L’investissement dans l’EPR est comptabilisé par I4CE dans les investissements en faveur du climat. Or il représente le premier poste d’investissement dans de nouvelles sources d’énergie en France, avec 1,3 milliard d’euros investis en 2013, contre seulement 0,8 milliard pour l’éolien, 0,5 milliard pour le photovoltaïque et 0,2 milliard pour la biomasse.

>>Lire : La transition énergétique française veut répondre aux objectifs européens en s'appuyant sur le nucléaire

Et la part du nucléaire est appelée à grimper sur le total des financements qu'I4CE regroupe sous le vocable «en faveur du climat». En effet, outre l’EPR dont le chantier ne devrait pas se terminer avant 2020, les investissements pour rénover les réacteurs, dans le cadre du « grand carénage » destiné à allonger la durée de vie des centrales, sera inclus dans les années qui viennent au sein de la finance climatique.

L'industrie à la traîne

Dans l’industrie, force est de constater que les investissements en faveur du climat sont faibles.
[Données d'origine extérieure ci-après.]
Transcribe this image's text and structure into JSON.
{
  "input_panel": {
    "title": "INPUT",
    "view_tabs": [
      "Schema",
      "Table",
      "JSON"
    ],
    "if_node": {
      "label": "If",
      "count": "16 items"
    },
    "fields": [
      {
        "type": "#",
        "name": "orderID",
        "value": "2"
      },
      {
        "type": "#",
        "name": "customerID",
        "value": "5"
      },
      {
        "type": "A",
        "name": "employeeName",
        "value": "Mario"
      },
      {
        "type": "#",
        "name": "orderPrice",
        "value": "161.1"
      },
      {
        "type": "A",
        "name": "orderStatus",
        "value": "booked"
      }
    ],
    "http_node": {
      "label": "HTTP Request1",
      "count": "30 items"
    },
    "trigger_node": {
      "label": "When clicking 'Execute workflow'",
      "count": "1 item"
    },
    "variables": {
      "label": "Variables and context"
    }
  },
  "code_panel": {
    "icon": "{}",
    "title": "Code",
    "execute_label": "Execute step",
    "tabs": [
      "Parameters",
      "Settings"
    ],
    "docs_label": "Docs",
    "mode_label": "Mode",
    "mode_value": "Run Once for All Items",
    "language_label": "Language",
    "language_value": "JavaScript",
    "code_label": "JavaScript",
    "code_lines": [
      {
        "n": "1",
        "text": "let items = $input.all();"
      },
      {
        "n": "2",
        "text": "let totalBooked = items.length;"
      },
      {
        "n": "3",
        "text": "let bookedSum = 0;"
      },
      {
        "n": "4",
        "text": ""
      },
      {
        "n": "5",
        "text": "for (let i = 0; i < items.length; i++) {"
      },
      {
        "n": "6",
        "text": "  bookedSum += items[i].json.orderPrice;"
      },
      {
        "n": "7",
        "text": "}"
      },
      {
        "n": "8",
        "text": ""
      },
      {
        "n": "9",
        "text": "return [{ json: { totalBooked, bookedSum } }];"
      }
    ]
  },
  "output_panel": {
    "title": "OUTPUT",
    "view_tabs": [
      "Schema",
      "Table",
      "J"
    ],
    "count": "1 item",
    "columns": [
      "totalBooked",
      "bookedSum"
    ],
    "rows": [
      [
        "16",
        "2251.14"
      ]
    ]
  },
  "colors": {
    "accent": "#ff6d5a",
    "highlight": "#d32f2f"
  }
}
Reflet de la faible efficacité du marché du carbone européen, qui indique un prix de la tonne de CO2 peu dissuasif, l’effort de l’industrie s’avère faible: Il ne représente que 5 % du total des investissements pour le climat. Soit 1,8 milliard d’euros en 2013, dont la majeure partie concerne des dépenses d’efficacité énergétique.

Autre parent pauvre des finances climat, l’agriculture et la forêt qui ne brillent pas par leur implication, alors même qu’elles représentent 21 % des émissions de gaz à effet de serre.

Sur le secteur agricole, les seuls investissements significatifs sont ceux effectués dans l’énergie, notamment dans le photovoltaïque.

À quelques semaines de la COP 21, la définition même de la « finance climat » fait encore débat. Ne serait-ce qu’entre la France et l’Allemagne, les méthodes s’avèrent différentes. D’où la complexité d’obtenir une définition précise pour les 100 milliards d’euros promis par le Nord au Sud notamment au travers du Fonds Vert.

>>Lire : Le greenwashing menace la finance climat et la COP21



CONTEXTE

La transition énergétique était un des sujets majeurs de la campagne présidentielle de François Hollande en 2012. La loi de transition énergétique est donc un des textes majeurs attendus sur le quinquennat. La France a aussi la responsabilité de donner l'exemple alors qu'elle organise la conférence de la COP 21, ou Paris Climat 2015, fin 2015 à Paris. Elle pousse le sujet climat au niveau européen, notamment grâce à son parc nucléaire qui lui permet d'émettre relativement peu de CO2 lors de la production d'électricité, contrairement aux pays dépendants du charbon comme le Danemark ou l'Allemagne. En revanche, l'efficacité énergétique est un point faible de l'Hexagone.